ResultsSharingFormat

From Charge
Revision as of 18:08, 14 November 2012 by ZalokarNewton (talk | contribs)
Jump to navigation Jump to search

Results Sharing

The following variables should be included when sharing imputed results for meta-analysis; large files can be shared among small groups via secure file transfer site (as described in Results Sharing). Many working groups use ShareSpaces, a secure web-based file-sharing system implemented by the University of Washington's Catalyst computing group. The service has ample storage space for large files and limits access to a select group identified by UW Netids, by Protect Network IDs, or by Google Account IDs. 


ShareSpace Access is arranged via working groups. New members who expect to need access to these sites should register for a ProtectNetworkID: register online
(step-by-step instructions), or create a Google Account ID: create a new Google Account (more information).

File Formats

Results should be shared as plain text files, with the following variable names:

variable name description
SNPID SNP ID as rs number
chr chromosome number. Use symbols X, XY, Y and mt for non-autosomal markers.
position physical position for the reference sequence (indicate build 35/36 in readme file)
coded_all coded allele, also called modeled allele (in example of A/G SNP in which AA=0, AG=1 and GG=2, the coded allele is G)
noncoded_all the other allele
strand_genome + or -, representing either the positive/forward strand or the negative/reverse strand of the human genome reference sequence; to clarify which strand the coded_all and noncoded_all are on
beta beta estimate from genotype-phenotype association, at least 5 decimal places -- “NA” if not available
SE standard error of beta estimate, to at least 5 decimal places -- “NA” if not available
pval p-value of test statistic, here just as a double check -- “NA” if not available
AF_coded_all allele frequency for the coded allele -- “NA” if not available
HWE_pval exact test Hardy-Weinberg equilibrium p-value -- only directly typed SNPs, NA for imputed
callrate genotyping callrate after exclusions
n_total total sample with phenotype and genotype for SNP
imputed 1/0 coding; 1=imputed SNP, 0=if directly typed
used_for_imp 1/0 coding; 1=used for imputation, 0=not used for imputation
oevar_imp observed divided by expected variance for imputed allele dosage

Please note that a README should be uploaded with a very brief description of the data uploaded, the date, the NCBI human genome reference sequence used (e.g.
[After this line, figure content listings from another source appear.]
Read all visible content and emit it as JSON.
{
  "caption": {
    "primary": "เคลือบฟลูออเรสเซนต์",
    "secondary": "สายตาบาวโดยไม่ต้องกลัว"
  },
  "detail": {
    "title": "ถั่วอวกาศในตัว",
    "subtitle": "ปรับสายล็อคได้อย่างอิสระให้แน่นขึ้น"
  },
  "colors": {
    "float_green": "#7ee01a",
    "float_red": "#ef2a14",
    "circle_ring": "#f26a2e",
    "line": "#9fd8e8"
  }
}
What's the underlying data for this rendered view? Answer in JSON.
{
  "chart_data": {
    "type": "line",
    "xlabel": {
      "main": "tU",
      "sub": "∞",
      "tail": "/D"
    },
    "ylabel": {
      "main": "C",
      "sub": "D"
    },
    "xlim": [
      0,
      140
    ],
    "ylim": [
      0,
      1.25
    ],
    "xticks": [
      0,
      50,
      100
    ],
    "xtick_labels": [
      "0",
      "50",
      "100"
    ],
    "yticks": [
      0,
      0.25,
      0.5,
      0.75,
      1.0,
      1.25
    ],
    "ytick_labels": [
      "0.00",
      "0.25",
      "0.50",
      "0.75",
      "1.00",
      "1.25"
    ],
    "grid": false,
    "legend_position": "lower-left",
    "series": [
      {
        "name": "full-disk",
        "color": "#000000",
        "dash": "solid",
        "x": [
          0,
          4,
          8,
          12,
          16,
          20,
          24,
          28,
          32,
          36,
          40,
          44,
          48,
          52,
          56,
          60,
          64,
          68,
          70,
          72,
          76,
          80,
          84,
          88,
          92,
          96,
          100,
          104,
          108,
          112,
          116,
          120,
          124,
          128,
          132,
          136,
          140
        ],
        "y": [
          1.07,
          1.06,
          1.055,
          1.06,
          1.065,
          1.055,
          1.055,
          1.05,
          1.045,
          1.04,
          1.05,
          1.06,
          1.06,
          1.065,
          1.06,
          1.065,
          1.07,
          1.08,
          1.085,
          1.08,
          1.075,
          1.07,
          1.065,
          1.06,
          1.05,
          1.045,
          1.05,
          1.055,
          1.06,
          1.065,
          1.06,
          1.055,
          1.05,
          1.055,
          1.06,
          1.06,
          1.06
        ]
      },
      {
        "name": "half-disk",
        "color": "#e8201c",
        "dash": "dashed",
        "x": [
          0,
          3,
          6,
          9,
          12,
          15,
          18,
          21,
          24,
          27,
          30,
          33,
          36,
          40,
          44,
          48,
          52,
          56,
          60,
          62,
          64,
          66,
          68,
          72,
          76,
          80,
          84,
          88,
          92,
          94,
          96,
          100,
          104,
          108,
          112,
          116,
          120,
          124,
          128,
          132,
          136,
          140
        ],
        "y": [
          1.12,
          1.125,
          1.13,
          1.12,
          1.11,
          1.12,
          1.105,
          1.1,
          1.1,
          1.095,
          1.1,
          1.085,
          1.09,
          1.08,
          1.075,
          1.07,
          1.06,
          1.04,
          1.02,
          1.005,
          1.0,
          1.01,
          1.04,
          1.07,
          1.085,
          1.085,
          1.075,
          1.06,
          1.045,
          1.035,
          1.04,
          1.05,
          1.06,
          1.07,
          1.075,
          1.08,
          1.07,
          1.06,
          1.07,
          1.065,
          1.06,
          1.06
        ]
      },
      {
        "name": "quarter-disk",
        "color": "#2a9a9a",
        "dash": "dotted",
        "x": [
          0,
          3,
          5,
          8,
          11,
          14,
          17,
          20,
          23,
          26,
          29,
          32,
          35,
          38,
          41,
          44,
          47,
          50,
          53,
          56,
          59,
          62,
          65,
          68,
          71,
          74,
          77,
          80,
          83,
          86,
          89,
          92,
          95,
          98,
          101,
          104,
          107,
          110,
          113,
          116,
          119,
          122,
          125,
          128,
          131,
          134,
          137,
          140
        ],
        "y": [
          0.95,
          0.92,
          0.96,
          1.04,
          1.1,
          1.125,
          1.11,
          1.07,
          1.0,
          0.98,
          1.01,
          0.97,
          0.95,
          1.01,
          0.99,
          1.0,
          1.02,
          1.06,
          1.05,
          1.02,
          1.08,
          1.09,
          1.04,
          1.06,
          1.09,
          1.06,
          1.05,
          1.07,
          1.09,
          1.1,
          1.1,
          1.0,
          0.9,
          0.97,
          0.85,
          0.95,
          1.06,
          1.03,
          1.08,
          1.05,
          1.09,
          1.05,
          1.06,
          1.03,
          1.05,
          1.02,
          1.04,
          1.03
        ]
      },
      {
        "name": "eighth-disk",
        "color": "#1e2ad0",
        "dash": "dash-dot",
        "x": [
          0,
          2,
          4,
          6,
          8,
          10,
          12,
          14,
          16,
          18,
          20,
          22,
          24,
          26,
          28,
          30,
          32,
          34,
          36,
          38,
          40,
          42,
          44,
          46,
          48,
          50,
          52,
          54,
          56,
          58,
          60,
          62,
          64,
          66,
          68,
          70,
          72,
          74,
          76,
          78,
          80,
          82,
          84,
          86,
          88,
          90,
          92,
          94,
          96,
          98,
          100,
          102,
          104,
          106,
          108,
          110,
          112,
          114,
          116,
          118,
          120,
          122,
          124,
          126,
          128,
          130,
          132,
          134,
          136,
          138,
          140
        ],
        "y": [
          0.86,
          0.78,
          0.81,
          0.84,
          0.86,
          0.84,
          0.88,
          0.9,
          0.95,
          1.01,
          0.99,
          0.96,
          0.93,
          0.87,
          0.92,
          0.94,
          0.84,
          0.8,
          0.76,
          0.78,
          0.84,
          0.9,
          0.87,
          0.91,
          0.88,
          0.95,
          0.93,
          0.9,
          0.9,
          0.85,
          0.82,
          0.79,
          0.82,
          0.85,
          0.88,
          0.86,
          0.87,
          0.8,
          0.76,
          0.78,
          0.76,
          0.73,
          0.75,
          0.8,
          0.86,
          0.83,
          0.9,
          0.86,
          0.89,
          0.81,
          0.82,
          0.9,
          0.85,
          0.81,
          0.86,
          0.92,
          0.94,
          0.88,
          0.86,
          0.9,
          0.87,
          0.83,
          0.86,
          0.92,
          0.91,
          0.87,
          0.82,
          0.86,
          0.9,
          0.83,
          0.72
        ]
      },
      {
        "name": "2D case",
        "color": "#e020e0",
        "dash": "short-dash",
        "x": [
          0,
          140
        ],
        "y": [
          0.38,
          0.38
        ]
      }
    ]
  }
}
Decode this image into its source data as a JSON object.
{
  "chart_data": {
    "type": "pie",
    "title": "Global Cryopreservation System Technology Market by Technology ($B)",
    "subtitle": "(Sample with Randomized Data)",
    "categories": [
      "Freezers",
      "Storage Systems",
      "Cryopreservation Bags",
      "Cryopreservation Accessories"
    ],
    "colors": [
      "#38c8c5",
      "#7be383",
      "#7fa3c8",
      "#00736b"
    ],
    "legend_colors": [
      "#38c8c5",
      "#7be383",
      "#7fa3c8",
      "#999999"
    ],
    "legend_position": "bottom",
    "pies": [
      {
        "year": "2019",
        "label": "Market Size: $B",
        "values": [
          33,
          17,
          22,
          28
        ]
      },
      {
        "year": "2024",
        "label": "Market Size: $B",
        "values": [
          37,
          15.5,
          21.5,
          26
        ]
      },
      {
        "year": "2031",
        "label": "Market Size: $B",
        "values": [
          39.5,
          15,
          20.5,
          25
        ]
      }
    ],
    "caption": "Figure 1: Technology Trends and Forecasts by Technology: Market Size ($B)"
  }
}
NCBI 36.2) for strand reference, and the scale of the beta estimates; please also include in the README the SNP HWE p-value, callrate and minor allele frequency filters that have been applied.


For gene-environment interaction analyses, the following variables should be included:

variable name description
SNPID SNP ID as rs number
chr chromosome number. Use symbols X, XY, Y and mt for non-autosomal markers.
position physical position for the reference sequence (indicate build 35/36 in readme file)
coded_all coded allele, also called modeled allele (in example of A/G SNP in which AA=0, AG=1 and GG=2, the coded allele is G)
noncoded_all the other allele
strand_genome + or -, representing either the positive/forward strand or the negative/reverse strand of the human genome reference sequence; to clarify which strand the coded_all and noncoded_all are on
beta beta estimate from additive interaction term, at least 5 decimal places -- “NA” if not available
SE standard error of beta estimate, to at least 5 decimal places -- “NA” if not available
pval p-value of interaction test statistic, here just as a double check -- “NA” if not available
df.t degrees of freedom estimate for t reference distribution for interaction term -- “NA” if not available
pval.t p-value of interaction test statistic, using t reference distribution, here just as a double check -- “NA” if not available
beta.main beta estimate from genotype-phenotype association, at least 5 decimal places -- “NA” if not available
SE.main standard error of beta.main estimate, to at least 5 decimal places -- “NA” if not available
pval.main p-value of main test statistic, here just as a double check -- “NA” if not available
covar.main.inter covariance between beta and beta.main, to at least 5 decimal places  -- “NA” if not available
AF_coded_all allele frequency for the coded allele -- “NA” if not available
HWE_pval exact test Hardy-Weinberg equilibrium p-value -- only directly typed SNPs, NA for imputed
callrate genotyping callrate after exclusions
n_total total sample with phenotype and genotype for SNP
n_exposed (DICHOTOMOUS EXPOSURE ONLY) number in sample exposed to environmental variable of interest [in longitudinal data, estimated number of independent observations that are exposed]
imputed 1/0 coding; 1=imputed SNP, 0=if directly typed
used_for_imp 1/0 coding; 1=used for imputation, 0=not used for imputation
oevar_imp observed divided by expected variance for imputed allele dosage

Please note that a README should be uploaded with a very brief description of the data uploaded, the date, the NCBI human genome reference sequence used (e.g. NCBI 36.2) for strand reference, and the scale of the beta estimates; please also include in the README the SNP HWE p-value, callrate and minor allele frequency filters that have been applied.